What happens when the AI bubble pops?
Now every tech company seems to have its own AI: Google Gemini. ChatGPT by OpenAI. MetaAI. Spending on AI is Record highs reachedPower supply a big boom for the stock market. Even those White House wants to join in the fun.
So are we in an AI bubble – an over-investment period that is bound to peter out? Yes, argues Paul Kedrosky, partner at SK Ventures and fellow at MIT's Initiative on the Digital Economy. But not everyone's bubble thinks We are in. “AI is obviously an extremely important technology,” Kedrosky said Explained today Co-host Noel King. So what then?
It is The money flows into the AI infrastructure like data centers, which worries Kedrosky: “We are spending so much money on the underlying infrastructure for AI without likely being able to recoup the majority of those costs, and there is a significant likelihood that most of these assets will become worthless due to the rate at which they lose value.”
What happens if the bubble bursts? And can past bubbles tell us anything about the future?
Below is an excerpt from their conversation, edited for length and clarity. There's a lot more throughout the episode, so check it out Explained today Wherever you get podcasts, including Apple Podcasts, PandoraAnd Spotify.
How much money goes into these data centers?
It will be on the Order of trillions Now. Future data center spending is projected to exceed $2 trillion. But a growing portion of the money being spent on all of these things that allow us to proliferate AI, like electricity, comes from debt. And debt comes with obligations. You can't just walk away. That makes this moment even more dangerous.
If AI is so important, why doesn't it make sense for trillions of dollars to flow into it? Isn't that what we should do?
We should be. But the problem, of course, is that there is this idea of a so-called rational bubble. Everyone thinks they're doing the right thing, but when you add up everyone's “right” thing, you end up with a tremendous amount of waste.
It's no different than going back to the railway bubbles of the 19th century in Britain and the US. There were simply too many tracks, too many enthusiastic railway builders building tracks almost next to each other in the same locations. And that resulted in an incredible amount of waste. But it also led to corporate bankruptcies and various market crises in the USA and repeatedly in Great Britain in the 19th century. It's not as simple as saying, “Well, this is important, so we should build it and not worry about what it costs and not worry about the consequences.”
If so many smart people think we're in a bubble, why is so much money still flowing into data centers and other AI infrastructure?
I'm not convinced that many people think it's a bubble. When I talk to technology people, the most common answer I get is that not only is it not a bubble, but that it is probably the most important technology of our lifetime. We have the opportunity to build a superintelligence, a godlike intelligence, on top of all these chips and buildings and this AI electricity thing that we're creating. And saying we should slow down at this point is just a big mistake, according to the tech community. But there are people outside of technology who say, “Oh, that's an incredible amount of spending.” The Bank of England it said. Other people warn about this, but not within technology.
The United States, and humanity at large, has had no shortage of bubbles throughout history. You mentioned the railways; Take us through some famous American bubbles.

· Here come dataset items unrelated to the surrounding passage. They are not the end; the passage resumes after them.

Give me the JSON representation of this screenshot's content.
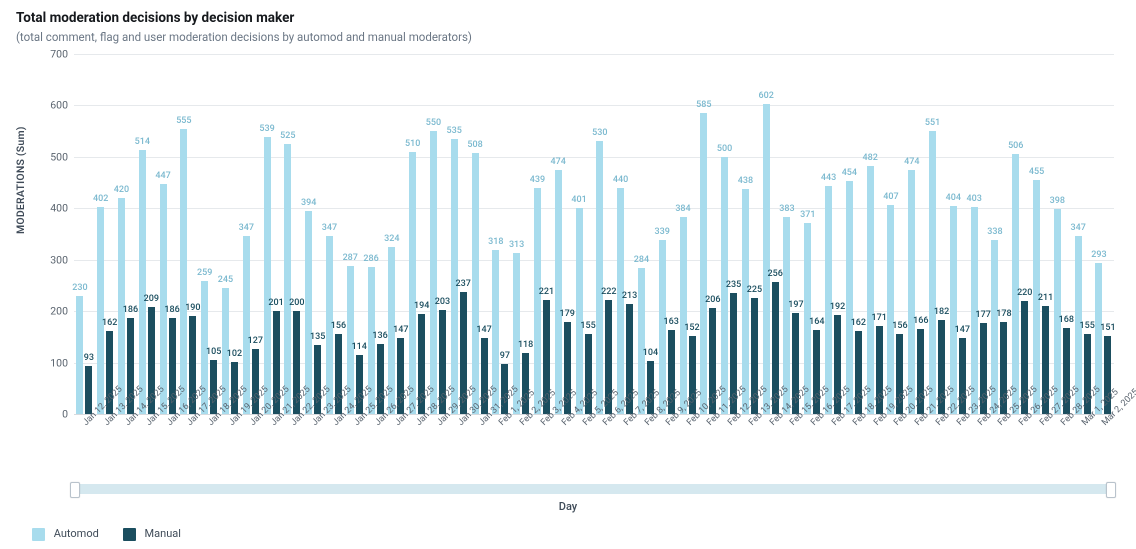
{
  "title": "Total moderation decisions by decision maker",
  "subtitle": "(total comment, flag and user moderation decisions by automod and manual moderators)",
  "legend": {
    "automod": "Automod",
    "manual": "Manual"
  },
  "axis": {
    "y": "MODERATIONS (Sum)",
    "x": "Day"
  },
  "chart_data": {
    "type": "bar",
    "ylim": [
      0,
      700
    ],
    "yticks": [
      0,
      100,
      200,
      300,
      400,
      500,
      600,
      700
    ],
    "categories": [
      "Jan 12, 2025",
      "Jan 13, 2025",
      "Jan 14, 2025",
      "Jan 15, 2025",
      "Jan 16, 2025",
      "Jan 17, 2025",
      "Jan 18, 2025",
      "Jan 19, 2025",
      "Jan 20, 2025",
      "Jan 21, 2025",
      "Jan 22, 2025",
      "Jan 23, 2025",
      "Jan 24, 2025",
      "Jan 25, 2025",
      "Jan 26, 2025",
      "Jan 27, 2025",
      "Jan 28, 2025",
      "Jan 29, 2025",
      "Jan 30, 2025",
      "Jan 31, 2025",
      "Feb 1, 2025",
      "Feb 2, 2025",
      "Feb 3, 2025",
      "Feb 4, 2025",
      "Feb 5, 2025",
      "Feb 6, 2025",
      "Feb 7, 2025",
      "Feb 8, 2025",
      "Feb 9, 2025",
      "Feb 10, 2025",
      "Feb 11, 2025",
      "Feb 12, 2025",
      "Feb 13, 2025",
      "Feb 14, 2025",
      "Feb 15, 2025",
      "Feb 16, 2025",
      "Feb 17, 2025",
      "Feb 18, 2025",
      "Feb 19, 2025",
      "Feb 20, 2025",
      "Feb 21, 2025",
      "Feb 22, 2025",
      "Feb 23, 2025",
      "Feb 24, 2025",
      "Feb 25, 2025",
      "Feb 26, 2025",
      "Feb 27, 2025",
      "Feb 28, 2025",
      "Mar 1, 2025",
      "Mar 2, 2025"
    ],
    "series": [
      {
        "name": "Automod",
        "color": "#a8dced",
        "values": [
          230,
          402,
          420,
          514,
          447,
          555,
          259,
          245,
          347,
          539,
          525,
          394,
          347,
          287,
          286,
          324,
          510,
          550,
          535,
          508,
          318,
          313,
          439,
          474,
          401,
          530,
          440,
          284,
          339,
          384,
          585,
          500,
          438,
          602,
          383,
          371,
          443,
          454,
          482,
          407,
          474,
          551,
          404,
          403,
          338,
          506,
          455,
          398,
          347,
          293
        ]
      },
      {
        "name": "Manual",
        "color": "#1b4e5f",
        "values": [
          93,
          162,
          186,
          209,
          186,
          190,
          105,
          102,
          127,
          201,
          200,
          135,
          156,
          114,
          136,
          147,
          194,
          203,
          237,
          147,
          97,
          118,
          221,
          179,
          155,
          222,
          213,
          104,
          163,
          152,
          206,
          235,
          225,
          256,
          197,
          164,
          192,
          162,
          171,
          156,
          166,
          182,
          147,
          177,
          178,
          220,
          211,
          168,
          155,
          151
        ]
      }
    ],
    "title": "Total moderation decisions by decision maker",
    "xlabel": "Day",
    "ylabel": "MODERATIONS (Sum)"
  }
}
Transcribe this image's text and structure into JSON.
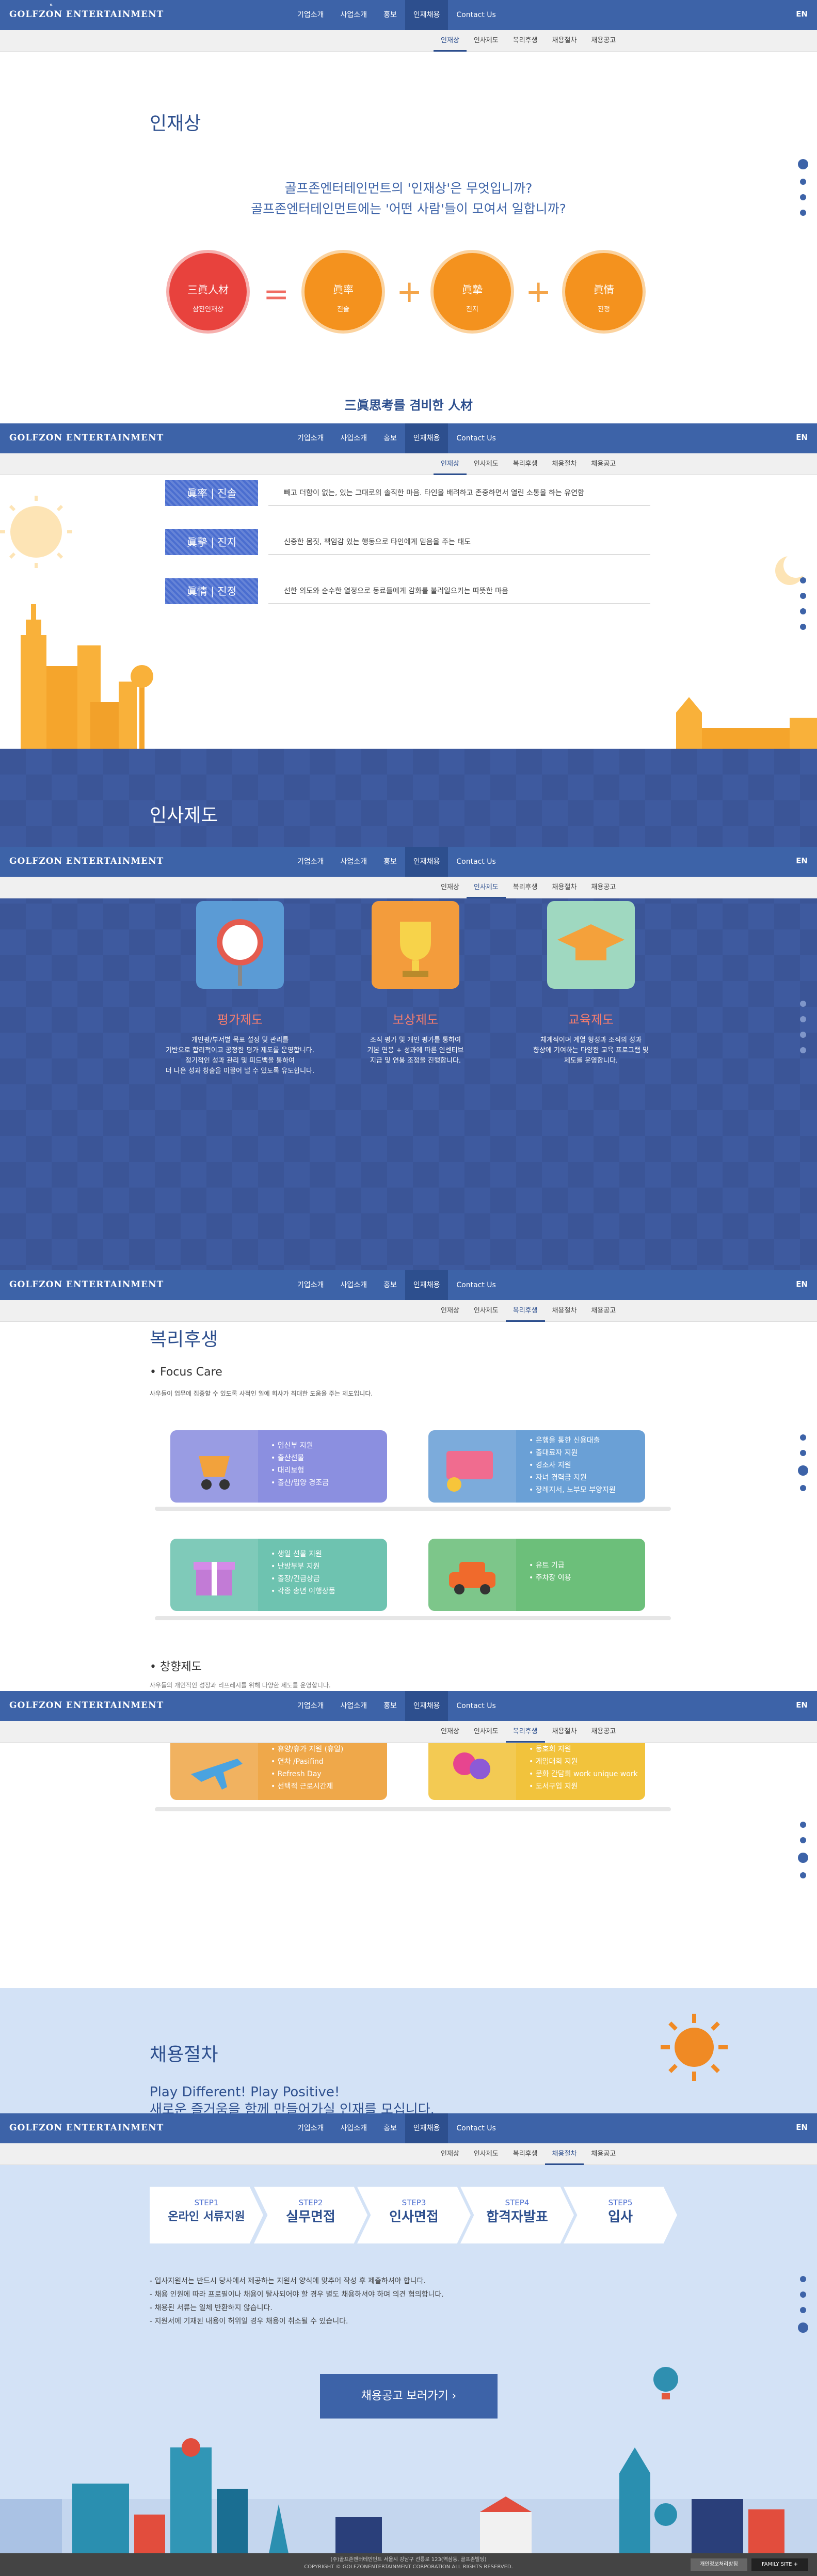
{
  "nav": {
    "logo": "GOLFZON ENTERTAINMENT",
    "menu": [
      "기업소개",
      "사업소개",
      "홍보",
      "인재채용",
      "Contact Us"
    ],
    "lang": "EN"
  },
  "subnav": [
    "인재상",
    "인사제도",
    "복리후생",
    "채용절차",
    "채용공고"
  ],
  "talent": {
    "title": "인재상",
    "question1": "골프존엔터테인먼트의 '인재상'은 무엇입니까?",
    "question2": "골프존엔터테인먼트에는 '어떤 사람'들이 모여서 일합니까?",
    "circle_main": {
      "title": "三眞人材",
      "sub": "삼진인재상"
    },
    "equals": "=",
    "plus": "+",
    "circles": [
      {
        "title": "眞率",
        "sub": "진솔"
      },
      {
        "title": "眞摯",
        "sub": "진지"
      },
      {
        "title": "眞情",
        "sub": "진정"
      }
    ],
    "bottom_title": "三眞思考를 겸비한 人材",
    "traits": [
      {
        "tag": "眞率 | 진솔",
        "desc": "빼고 더함이 없는, 있는 그대로의 솔직한 마음. 타인을 배려하고 존중하면서 열린 소통을 하는 유연함"
      },
      {
        "tag": "眞摯 | 진지",
        "desc": "신중한 몸짓, 책임감 있는 행동으로 타인에게 믿음을 주는 태도"
      },
      {
        "tag": "眞情 | 진정",
        "desc": "선한 의도와 순수한 열정으로 동료들에게 감화를 불러일으키는 따뜻한 마음"
      }
    ]
  },
  "hr": {
    "title": "인사제도",
    "items": [
      {
        "title": "평가제도",
        "text": [
          "개인평/부서별 목표 설정 및 관리를",
          "기반으로 합리적이고 공정한 평가 제도를 운영합니다.",
          "정기적인 성과 관리 및 피드백을 통하여",
          "더 나은 성과 창출을 이끌어 낼 수 있도록 유도합니다."
        ]
      },
      {
        "title": "보상제도",
        "text": [
          "조직 평가 및 개인 평가를 통하여",
          "기본 연봉 + 성과에 따른 인센티브",
          "지급 및 연봉 조정을 진행합니다."
        ]
      },
      {
        "title": "교육제도",
        "text": [
          "체계적이며 계열 형성과 조직의 성과",
          "향상에 기여하는 다양한 교육 프로그램 및",
          "제도를 운영합니다."
        ]
      }
    ]
  },
  "welfare": {
    "title": "복리후생",
    "focus_title": "• Focus Care",
    "focus_desc": "사우들이 업무에 집중할 수 있도록 사적인 일에 회사가 최대한 도움을 주는 제도입니다.",
    "cards": [
      {
        "items": [
          "임신부 지원",
          "출산선물",
          "대리보험",
          "출산/입양 경조금"
        ]
      },
      {
        "items": [
          "은행을 통한 신용대출",
          "출대료자 지원",
          "경조사 지원",
          "자녀 경력금 지원",
          "장례지서, 노부모 부양지원"
        ]
      },
      {
        "items": [
          "생일 선물 지원",
          "난방부부 지원",
          "출장/긴급상금",
          "각종 송년 여행상품"
        ]
      },
      {
        "items": [
          "유트 기급",
          "주차장 이용"
        ]
      }
    ],
    "growth_title": "• 창향제도",
    "growth_desc": "사우들의 개인적인 성장과 리프레시를 위해 다양한 제도를 운영합니다.",
    "cards2": [
      {
        "items": [
          "휴양/휴가 지원 (휴일)",
          "연차 /Pasifind",
          "Refresh Day",
          "선택적 근로시간제"
        ]
      },
      {
        "items": [
          "동호회 지원",
          "게임대회 지원",
          "문화 간담회 work unique work",
          "도서구입 지원"
        ]
      }
    ]
  },
  "process": {
    "title": "채용절차",
    "slogan1": "Play Different! Play Positive!",
    "slogan2": "새로운 즐거움을 함께 만들어가실 인재를 모십니다.",
    "steps": [
      {
        "num": "STEP1",
        "label": "온라인 서류지원"
      },
      {
        "num": "STEP2",
        "label": "실무면접"
      },
      {
        "num": "STEP3",
        "label": "인사면접"
      },
      {
        "num": "STEP4",
        "label": "합격자발표"
      },
      {
        "num": "STEP5",
        "label": "입사"
      }
    ],
    "notes": [
      "- 입사지원서는 반드시 당사에서 제공하는 지원서 양식에 맞추어 작성 후 제출하셔야 합니다.",
      "- 채용 인원에 따라 프로필이나 채용이 탈사되어야 할 경우 별도 채용하셔야 하며 의견 협의합니다.",
      "- 채용된 서류는 일체 반환하지 않습니다.",
      "- 지원서에 기재된 내용이 허위일 경우 채용이 취소될 수 있습니다."
    ],
    "cta": "채용공고 보러가기  ›"
  },
  "footer": {
    "line1": "(주)골프존엔터테인먼트 서울시 강남구 선릉로 123(역삼동, 골프존빌딩)",
    "line2": "COPYRIGHT © GOLFZONENTERTAINMENT CORPORATION ALL RIGHTS RESERVED.",
    "btn_privacy": "개인정보처리방침",
    "btn_family": "FAMILY SITE  +"
  }
}
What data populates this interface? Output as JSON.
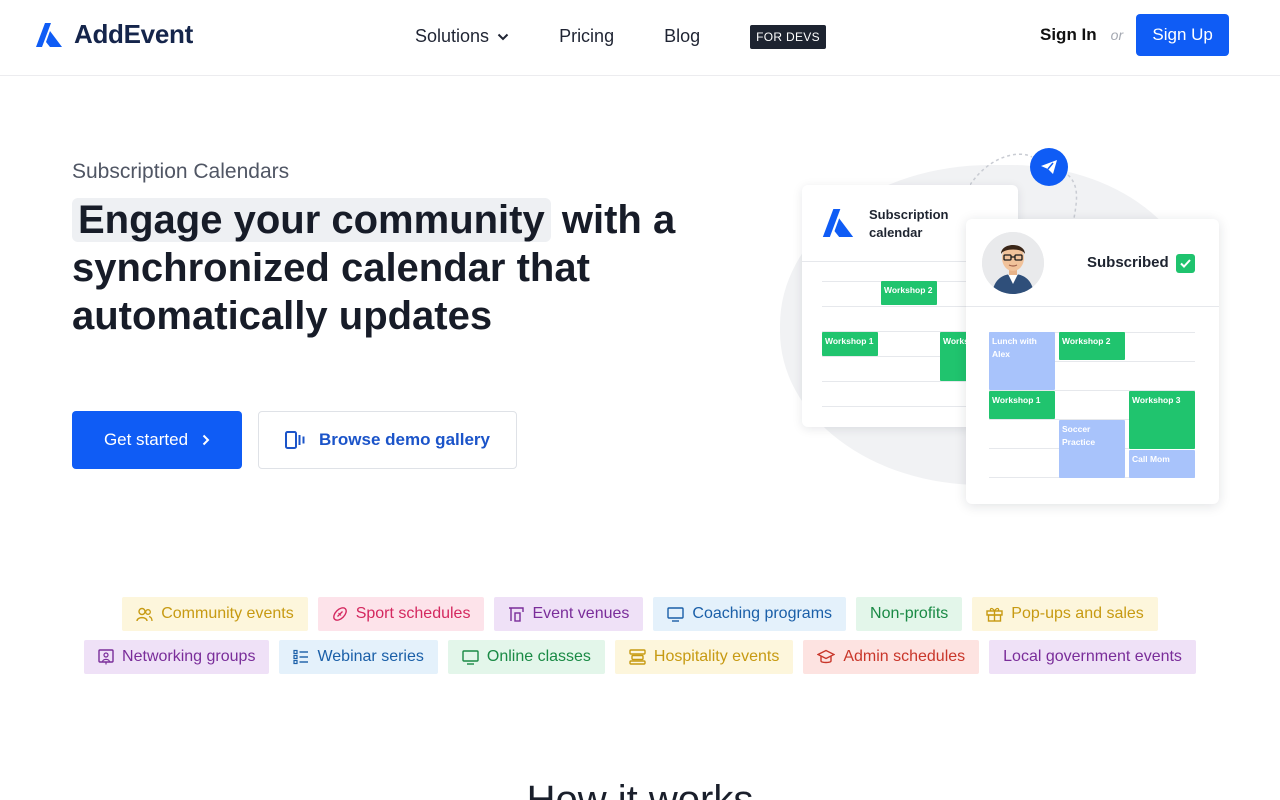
{
  "nav": {
    "brand": "AddEvent",
    "links": [
      {
        "label": "Solutions",
        "has_dropdown": true
      },
      {
        "label": "Pricing"
      },
      {
        "label": "Blog"
      }
    ],
    "dev_badge": "FOR DEVS",
    "sign_in": "Sign In",
    "or": "or",
    "sign_up": "Sign Up"
  },
  "hero": {
    "eyebrow": "Subscription Calendars",
    "headline_highlight": "Engage your community",
    "headline_rest": " with a synchronized calendar that automatically updates",
    "primary_cta": "Get started",
    "secondary_cta": "Browse demo gallery"
  },
  "illustration": {
    "card_title_line1": "Subscription",
    "card_title_line2": "calendar",
    "subscribed_label": "Subscribed",
    "back_events": [
      "Workshop 2",
      "Workshop 1",
      "Workshop"
    ],
    "front_events": [
      "Lunch with Alex",
      "Workshop 2",
      "Workshop 1",
      "Workshop 3",
      "Soccer Practice",
      "Call Mom"
    ]
  },
  "tags": {
    "row1": [
      {
        "label": "Community events",
        "icon": "people-icon",
        "bg": "#fdf6dc",
        "fg": "#c79a12"
      },
      {
        "label": "Sport schedules",
        "icon": "football-icon",
        "bg": "#fde3ea",
        "fg": "#d4285f"
      },
      {
        "label": "Event venues",
        "icon": "venue-icon",
        "bg": "#efe1f7",
        "fg": "#7a2d9a"
      },
      {
        "label": "Coaching programs",
        "icon": "monitor-icon",
        "bg": "#e4f1fb",
        "fg": "#1a5fa8"
      },
      {
        "label": "Non-profits",
        "icon": "",
        "bg": "#e3f6ea",
        "fg": "#1a8a45"
      },
      {
        "label": "Pop-ups and sales",
        "icon": "gift-icon",
        "bg": "#fdf6dc",
        "fg": "#c79a12"
      }
    ],
    "row2": [
      {
        "label": "Networking groups",
        "icon": "presenter-icon",
        "bg": "#efe1f7",
        "fg": "#7a2d9a"
      },
      {
        "label": "Webinar series",
        "icon": "list-icon",
        "bg": "#e4f1fb",
        "fg": "#1a5fa8"
      },
      {
        "label": "Online classes",
        "icon": "monitor-icon",
        "bg": "#e3f6ea",
        "fg": "#1a8a45"
      },
      {
        "label": "Hospitality events",
        "icon": "hospitality-icon",
        "bg": "#fdf6dc",
        "fg": "#c79a12"
      },
      {
        "label": "Admin schedules",
        "icon": "graduation-cap-icon",
        "bg": "#fde3e1",
        "fg": "#c9362a"
      },
      {
        "label": "Local government events",
        "icon": "",
        "bg": "#efe1f7",
        "fg": "#7a2d9a"
      }
    ]
  },
  "how_title": "How it works"
}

The railroad is probably one of the most important in the United States and that, in turn, inspired enthusiasm for the idea. The same thing happened in the 1920s during electrification. In the 1920s, the percentage of rural areas that had access to electricity was in the single digits. [to] by the end of the decade it was more or less ubiquitous. Everyone had access to electricity. But at the same time, it led to a proliferation of utility companies, of companies doing all sorts of questionable things and overspending. One could argue that electrification and the excitement surrounding it sparked the stock market rise of the 1920s, which led to the Crash of 1929 and helped trigger the Great Depression.
The telecom and dot-com bubbles are pretty familiar to people, but the biggest historical analogue to what's happening now is railroads and electrification. Just like we don't need two routes to Philadelphia, we probably don't need the same number of companies delivering these so-called large language models, these AI models that people use. These will of course shrink.
How destructive are bubbles and what do they destroy?
They all cause immense damage. It's about how big the bubble is and where the damage goes.
So if you're just holding an index fund and you think you're very conservative, you're just diving into AI. If everything is reversed, so it goes 20 or 30 percent the other way, you will be much poorer than before. This will change your spending. And that has an impact on recessions.
Isn't it always the case that the bubble bursts and then something is left behind, maybe not something beautiful, but something doable?
This is some kind of chatter from the technology community. But the reality is that almost every financial and technological revolution has caused great damage and it can take decades to get back to where we were before. And as they say in economics: In the long run it may work, but in the long run we are all dead.